Risk Prediction Model Could Identify Pediatric MIS-C Cases

Matthew Clark, MD, RhMSUS

A clinical diagnostic prediction model may be able to help clinicians distinguish multi-inflammatory syndrome in children (MIS-C).

In new late-breaking data presented at the American College of Rheumatology (ACR) 2021 Convergence, a team of Vanderbilt University and Johns Hopkins investigators highlighted a risk prediction model that uses clinical, laboratory and cardiac feature to help identify MIS-C cases within 1 day of observed symptoms.

The prediction model may be valuable to clinicians needing to quick and accurately identify rare MIS-C cases during the COVID-19 pandemic.

Investigators, led by Matthew Clark, MD, RhMSUS, Rheumatology Fellow at Vanderbilt, sought to develop a multifactorial MIS-C diagnostic prediction model that would use signs and symptoms observed in the first 24 hours of a possible patient. According to the Centers for Disease Control and Prevention (CDC), there have been approximately 5500 MIS-C cases in the US since May 2020; in Clark and colleagues’ state of Tennessee, cases have been in the higher percentile, at an estimated 200-249.

“MIS-C is a rare consequence of SARS-CoV-2,” they wrote. “MIS-C shares features with common infectious and inflammatory syndromes, and differentiation early in the disease course can be difficult.”

Investigators used data from a retrospective chart review of children ≤20 years old who were admitted to Vanderbilt Children’s Hospital and evaluated for MIS-C from June 10, 2020 to April 8, 2021. Clinicians collected standardized clinical, lab, and cardiac characteristics of pediatric patients at each presentation in the hospital. MIS-C was clinically diagnosed by the child’s primary service, retrospectively reviewed and confirmed by a pediatric rheumatologist and pediatric infectious disease physician.

Investigators selected candidate MIS-C predictors a priori and examined for collinearity Spearman correlations. They used logistic regression to identify the most important predictors for the rare disease, with variables selected in ≥80% of 500 bootstraps included in their final predictor model.

Their trial population included 127 children admitted to the Vanderbilt hospital with concern and evaluation for MIS-C during the observed time period. They selected statistically distinct variables that identified 45 cases of MIS-C versus 82 non-cases to build the risk preidciton model.

Eventually, Clark and colleagues included 4 predictors in the final model:

• Hypotension
• Abdominal pain
• Rash
• Serum sodium

Hypotension was defined as required fluid resuscitation, vasopressor support, or blood pressure under the 10th percentile for age, height, and sex.

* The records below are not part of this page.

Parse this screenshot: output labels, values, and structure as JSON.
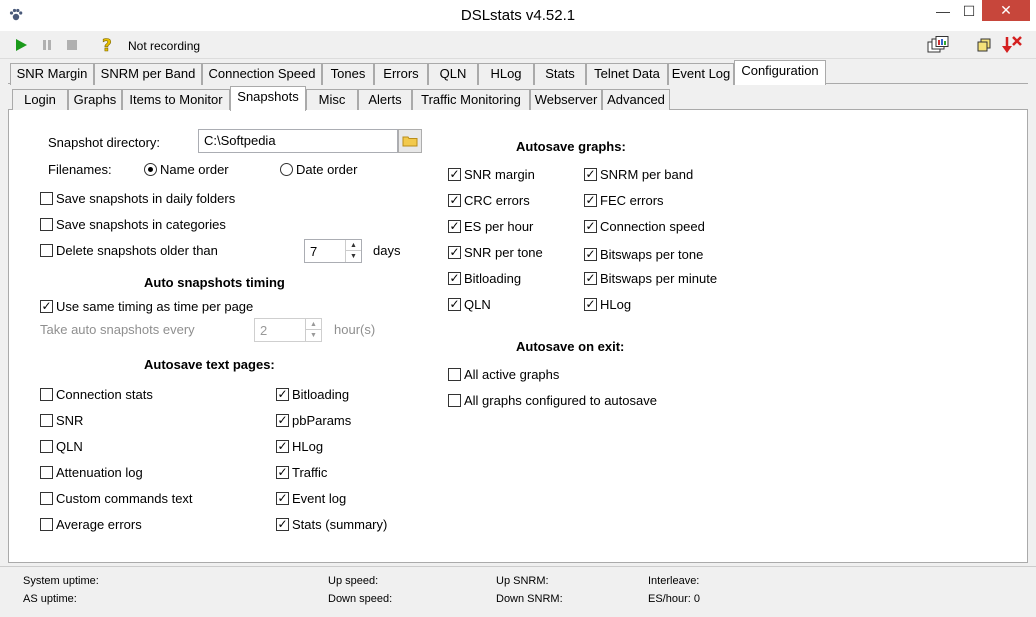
{
  "window": {
    "title": "DSLstats v4.52.1"
  },
  "toolbar": {
    "status": "Not recording"
  },
  "main_tabs": [
    "SNR Margin",
    "SNRM per Band",
    "Connection Speed",
    "Tones",
    "Errors",
    "QLN",
    "HLog",
    "Stats",
    "Telnet Data",
    "Event Log",
    "Configuration"
  ],
  "sub_tabs": [
    "Login",
    "Graphs",
    "Items to Monitor",
    "Snapshots",
    "Misc",
    "Alerts",
    "Traffic Monitoring",
    "Webserver",
    "Advanced"
  ],
  "snapshots": {
    "dir_label": "Snapshot directory:",
    "dir_value": "C:\\Softpedia",
    "filenames_label": "Filenames:",
    "radio_name": "Name order",
    "radio_date": "Date order",
    "daily_folders": "Save snapshots in daily folders",
    "categories": "Save snapshots in categories",
    "delete_older": "Delete snapshots older than",
    "days_value": "7",
    "days_unit": "days",
    "timing_header": "Auto snapshots timing",
    "same_timing": "Use same timing as time per page",
    "take_every": "Take auto snapshots every",
    "hours_value": "2",
    "hours_unit": "hour(s)",
    "text_pages_header": "Autosave text pages:",
    "text_left": [
      {
        "label": "Connection stats",
        "checked": false
      },
      {
        "label": "SNR",
        "checked": false
      },
      {
        "label": "QLN",
        "checked": false
      },
      {
        "label": "Attenuation log",
        "checked": false
      },
      {
        "label": "Custom commands text",
        "checked": false
      },
      {
        "label": "Average errors",
        "checked": false
      }
    ],
    "text_right": [
      {
        "label": "Bitloading",
        "checked": true
      },
      {
        "label": "pbParams",
        "checked": true
      },
      {
        "label": "HLog",
        "checked": true
      },
      {
        "label": "Traffic",
        "checked": true
      },
      {
        "label": "Event log",
        "checked": true
      },
      {
        "label": "Stats (summary)",
        "checked": true
      }
    ],
    "graphs_header": "Autosave graphs:",
    "graphs_left": [
      {
        "label": "SNR margin",
        "checked": true
      },
      {
        "label": "CRC errors",
        "checked": true
      },
      {
        "label": "ES per hour",
        "checked": true
      },
      {
        "label": "SNR per tone",
        "checked": true
      },
      {
        "label": "Bitloading",
        "checked": true
      },
      {
        "label": "QLN",
        "checked": true
      }
    ],
    "graphs_right": [
      {
        "label": "SNRM per band",
        "checked": true
      },
      {
        "label": "FEC errors",
        "checked": true
      },
      {
        "label": "Connection speed",
        "checked": true
      },
      {
        "label": "Bitswaps per tone",
        "checked": true
      },
      {
        "label": "Bitswaps per minute",
        "checked": true
      },
      {
        "label": "HLog",
        "checked": true
      }
    ],
    "exit_header": "Autosave on exit:",
    "exit_all_active": "All active graphs",
    "exit_all_configured": "All graphs configured to autosave"
  },
  "statusbar": {
    "system_uptime": "System uptime:",
    "as_uptime": "AS uptime:",
    "up_speed": "Up speed:",
    "down_speed": "Down speed:",
    "up_snrm": "Up SNRM:",
    "down_snrm": "Down SNRM:",
    "interleave": "Interleave:",
    "es_hour": "ES/hour: 0"
  },
  "colors": {
    "play": "#1a9a1a",
    "close": "#c7463b",
    "accent_red": "#d42020"
  }
}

The prediction model showed “excellent” discrimination, with a c-index of 0.90 (95% CI, 0.85 – 0.94) as well as good calibration.

“We used early clinical and laboratory features to inform the design of a clinical diagnostic prediction model with excellent discrimination to assist clinicians in distinguishing patients with MIS-C from those without,” investigators concluded. “We plan to test this model with external and prospective validation.”

The study, “A Prediction Model to Distinguish Patients with Multisystem Inflammatory Syndrome in Children,” was presented at ACR 2021.